Jayapura, Euforia.id | Pemerintah Provinsi Papua secara serius mendorong pengembangan ekowisata sebagai model unggulan dalam pengelolaan hutan berkelanjutan. Langkah strategis ini tidak hanya bertujuan menjaga kelestarian alam, tetapi juga membuka peluang ekonomi baru yang signifikan bagi masyarakat adat di sekitar kawasan hutan.
Plt Kepala Dinas Kehutanan Papua, Aristoteles Ap, menegaskan hutan Papua memiliki fungsi fundamental sebagai sumber kehidupan bagi masyarakatnya.
Oleh karena itu, pemanfaatannya kini diarahkan untuk memaksimalkan potensi dari jasa lingkungan dan hasil hutan nonkayu, bukan lagi dominasi dari penebangan kayu.
“Hutan Papua adalah mama bagi orang Papua. Karena dari sanalah masyarakat hidup dan mendapat hasil. Kita perlu kelola jasa lingkungan seperti ekowisata dan hasil hutan nonkayu agar manfaatnya lebih berkelanjutan,” ujar Aristoteles.
Beragam Destinasi Ekowisata Siap Dijelajahi
Konsep ekowisata ini sudah mulai diterapkan dan dikembangkan di berbagai lokasi, menawarkan pengalaman unik berbasis alam dan budaya lokal.
Di Kampung Hobong (Kabupaten Jayapura), masyarakat mengelola wisata alam berbasis Danau Sentani dengan fasilitas trekking yang menarik.
Di Kampung Yoboy, pengunjung dapat belajar langsung mengenai hutan sagu, yang merupakan salah satu komoditas pangan esensial di Papua.
Lalu Kampung Yokiwa, menawarkan jalur trekking untuk menikmati panorama alam dan kearifan budaya lokal yang autentik.
Kemudian ada Kali Biru Genyem yang menyediakan trek alam yang menantang dan wahana rekreasi ekstrem seperti flying fox. Serta kawasan wisata ‘negeri dongeng’ yang ada di Kabupaten Biak Numfor.
Semua kawasan wisata itu dikelola langsung oleh masyarakat lokal dengan pendampingan teknis intensif dari Dinas Kehutanan, memastikan tata kelola yang bertanggung jawab dan berkelanjutan.

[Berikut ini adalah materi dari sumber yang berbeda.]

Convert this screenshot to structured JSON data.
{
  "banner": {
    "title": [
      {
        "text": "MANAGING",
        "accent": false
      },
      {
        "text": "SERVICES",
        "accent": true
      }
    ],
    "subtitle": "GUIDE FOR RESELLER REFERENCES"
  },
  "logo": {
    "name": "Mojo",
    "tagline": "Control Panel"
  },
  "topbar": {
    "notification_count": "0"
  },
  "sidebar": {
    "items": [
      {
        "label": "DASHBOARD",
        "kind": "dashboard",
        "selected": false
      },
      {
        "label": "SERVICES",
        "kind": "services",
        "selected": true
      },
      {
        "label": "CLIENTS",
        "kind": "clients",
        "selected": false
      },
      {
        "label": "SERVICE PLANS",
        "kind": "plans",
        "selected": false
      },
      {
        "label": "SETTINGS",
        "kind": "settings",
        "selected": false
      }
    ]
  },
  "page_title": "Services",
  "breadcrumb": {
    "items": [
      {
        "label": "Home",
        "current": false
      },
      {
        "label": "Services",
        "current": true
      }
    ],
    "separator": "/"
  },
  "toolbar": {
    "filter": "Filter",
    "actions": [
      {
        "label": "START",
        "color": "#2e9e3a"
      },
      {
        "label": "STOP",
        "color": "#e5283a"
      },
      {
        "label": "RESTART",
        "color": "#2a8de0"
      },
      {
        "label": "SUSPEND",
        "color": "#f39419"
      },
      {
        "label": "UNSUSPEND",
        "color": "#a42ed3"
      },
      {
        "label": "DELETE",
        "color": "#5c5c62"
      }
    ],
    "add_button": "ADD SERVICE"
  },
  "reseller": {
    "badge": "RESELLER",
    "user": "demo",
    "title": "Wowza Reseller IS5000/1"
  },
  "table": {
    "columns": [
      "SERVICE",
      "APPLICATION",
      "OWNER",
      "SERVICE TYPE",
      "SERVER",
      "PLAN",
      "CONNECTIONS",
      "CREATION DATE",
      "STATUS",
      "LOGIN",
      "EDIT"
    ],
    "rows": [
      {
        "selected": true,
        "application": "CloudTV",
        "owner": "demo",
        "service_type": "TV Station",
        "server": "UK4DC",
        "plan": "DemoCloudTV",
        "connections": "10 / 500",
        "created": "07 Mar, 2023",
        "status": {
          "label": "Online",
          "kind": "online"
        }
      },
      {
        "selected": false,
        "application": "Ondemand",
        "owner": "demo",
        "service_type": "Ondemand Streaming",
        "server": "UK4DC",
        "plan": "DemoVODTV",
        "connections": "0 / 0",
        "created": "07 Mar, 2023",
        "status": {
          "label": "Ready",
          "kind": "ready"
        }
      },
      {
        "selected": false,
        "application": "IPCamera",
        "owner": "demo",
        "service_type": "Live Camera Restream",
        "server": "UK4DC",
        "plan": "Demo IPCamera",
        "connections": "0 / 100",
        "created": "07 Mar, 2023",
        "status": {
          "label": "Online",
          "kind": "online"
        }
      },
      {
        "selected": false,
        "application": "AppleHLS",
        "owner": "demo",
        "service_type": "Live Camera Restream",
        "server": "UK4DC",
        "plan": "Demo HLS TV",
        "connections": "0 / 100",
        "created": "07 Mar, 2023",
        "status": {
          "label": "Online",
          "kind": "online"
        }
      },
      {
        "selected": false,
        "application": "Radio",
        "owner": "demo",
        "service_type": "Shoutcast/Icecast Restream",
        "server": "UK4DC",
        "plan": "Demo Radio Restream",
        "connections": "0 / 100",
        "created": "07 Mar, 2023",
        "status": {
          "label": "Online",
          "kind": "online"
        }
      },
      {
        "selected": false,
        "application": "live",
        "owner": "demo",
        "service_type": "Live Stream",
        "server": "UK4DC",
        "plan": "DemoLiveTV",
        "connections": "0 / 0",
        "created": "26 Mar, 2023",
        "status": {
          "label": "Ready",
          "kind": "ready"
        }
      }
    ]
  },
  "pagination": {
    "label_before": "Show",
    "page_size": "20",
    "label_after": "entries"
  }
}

Aristoteles menjelaskan, ekowisata menjadi solusi ekonomi yang efektif tanpa harus merusak hutan. Kedatangan wisatawan secara langsung menciptakan perputaran ekonomi baru di tingkat masyarakat.
“Kalau pengunjung datang, mereka bisa jual makanan lokal, kerajinan tangan, atau produk hutan nonkayu. Dengan cara itu, ekonomi berputar tanpa harus menebang kayu,” jelasnya.
Selain itu, Pemprov Papua juga membina masyarakat untuk mengelola hasil hutan nonkayu (HHNK) seperti produksi madu hutan dan minyak kayu putih. Program ini sudah berjalan di beberapa lokasi, termasuk Jayapura dan Biak, yang memberi masyarakat penghasilan tambahan yang ramah lingkungan.
Pemprov Papua optimistis model pengelolaan sumber daya alam ini dapat diperluas dan menjadi contoh nasional.
“Kalau kita jaga alam, maka alam memberi hidup. Model ini bisa menjadi kontribusi Papua dalam membangun ekonomi hijau nasional,” pungkasnya.